Denis Marleau : C’est une expérience qui a été importante autant pour Emmanuel que pour moi. Avec cet acteur, qui est extrêmement libre dans son corps grand et d’une étonnante flexibilité, je pouvais développer une sorte de chorégraphie narrative. On est partis d’abord d’une voix que l’on entend, puis d’une silhouette qui va se déplier progressivement pour faire apparaître cet homme au corps malade qui va s’adresser à la Mort, pour raconter son histoire, ses moments de vie et ses désirs inassouvis. C’est ce dépliage qu’il était intéressant d’explorer, en prenant appui sur un lit comme unique décor, et qui sera sa tombe. Autrement dit, une plongée dans le royaume d’Hadès, le dieu grec des enfers où Alexandre va trouver sa dimension à la fois humaine et épique, à la fois humble et celle d’un héros antique.
Son texte possède un style très précis qui fait songer aux tragédies antiques…
Denis Marleau : Pour accompagner Emmanuel, je me suis senti dans la continuité d’un travail que j’avais déjà réalisé sur la tragédie romaine. Avec l’Agamemnon de Sénèque que j’ai mis en scène en 2011 au Français dans la traduction de Florence Dupont. Cette grande latiniste m’avait initié aux catégories du dolor, du furor et du nefas. Ce sont des notions qui m’ont inspiré et qui ont apporté des éclairages sur les mouvements du texte, dont celui de l’apparition du monstre qui verse presque dans l’inhumanité. Et aussi sur la manière de prendre en charge la profération.
Comment le texte de Terrasses vous est-il arrivé ?
Denis Marleau : Pas tout de suite. Il y a bien eu d’abord quelques échanges entre nous sur d’autres sujets que Laurent avait envie d’aborder. Finalement, quand il m’a dit avoir commencé à écrire sur les événements du 13 novembre dans une forme chorale comme un requiem, j’ai accueilli cette proposition avec enthousiasme, mais non sans une certaine appréhension. En septembre 2022, il m’a envoyé les premières pages de ce qui allait devenir Terrasses. J’ai été, avec Stéphanie, le premier lecteur de cette écriture qui s’est développée par la suite.
Un texte qui porte sur les attentats du 13 novembre 2015 à Paris, que vous avez vécus de Montréal.

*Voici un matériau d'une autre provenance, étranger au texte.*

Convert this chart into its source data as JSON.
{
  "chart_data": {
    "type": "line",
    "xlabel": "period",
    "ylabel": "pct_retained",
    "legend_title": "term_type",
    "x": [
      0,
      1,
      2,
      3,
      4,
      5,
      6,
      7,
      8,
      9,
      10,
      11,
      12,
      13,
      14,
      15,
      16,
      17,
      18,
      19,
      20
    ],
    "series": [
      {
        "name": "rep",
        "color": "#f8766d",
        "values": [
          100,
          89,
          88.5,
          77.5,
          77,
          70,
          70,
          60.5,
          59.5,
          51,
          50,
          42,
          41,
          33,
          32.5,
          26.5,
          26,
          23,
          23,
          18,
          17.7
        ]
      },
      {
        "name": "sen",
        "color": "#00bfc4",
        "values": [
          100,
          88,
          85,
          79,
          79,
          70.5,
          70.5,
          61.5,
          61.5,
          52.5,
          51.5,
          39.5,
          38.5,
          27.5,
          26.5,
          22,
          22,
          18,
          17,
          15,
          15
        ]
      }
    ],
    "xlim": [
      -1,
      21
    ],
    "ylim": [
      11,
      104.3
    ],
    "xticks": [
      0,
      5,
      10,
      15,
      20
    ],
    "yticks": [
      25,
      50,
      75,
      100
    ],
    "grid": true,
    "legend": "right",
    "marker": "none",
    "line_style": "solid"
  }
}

En revanche, vous étiez à Paris lors des attentats contre Charlie en janvier 2015.
Denis Marleau : Nous étions à la Comédie-Française pour créer Innocence de Dea Loher. Ce jour-là et ceux d’après ont été très émotionnants, des acteurs arrivaient au bord des larmes à la répétition. Et nous sommes ensuite allés au grand rassemblement d’hommage aux victimes à la place de la République. On était logés dans le 11e, pas très loin de Charlie. Notre fille, qui avait alors sept ans, s’est retrouvée enfermée à l’école toute la journée. Cela a été bouleversant pour toute la famille. Comme vous le savez aussi, le Québec n’est pas loin des États-Unis, où plein d’événements violents se produisent et bien sûr, il y a eu le 11 septembre… Quand Laurent m’a parlé de Terrasses, je me suis donc senti concerné par cette réalité. Et ce texte est dédié à « toutes celles et ceux qui se sont sentis parisiens ce soir-là. »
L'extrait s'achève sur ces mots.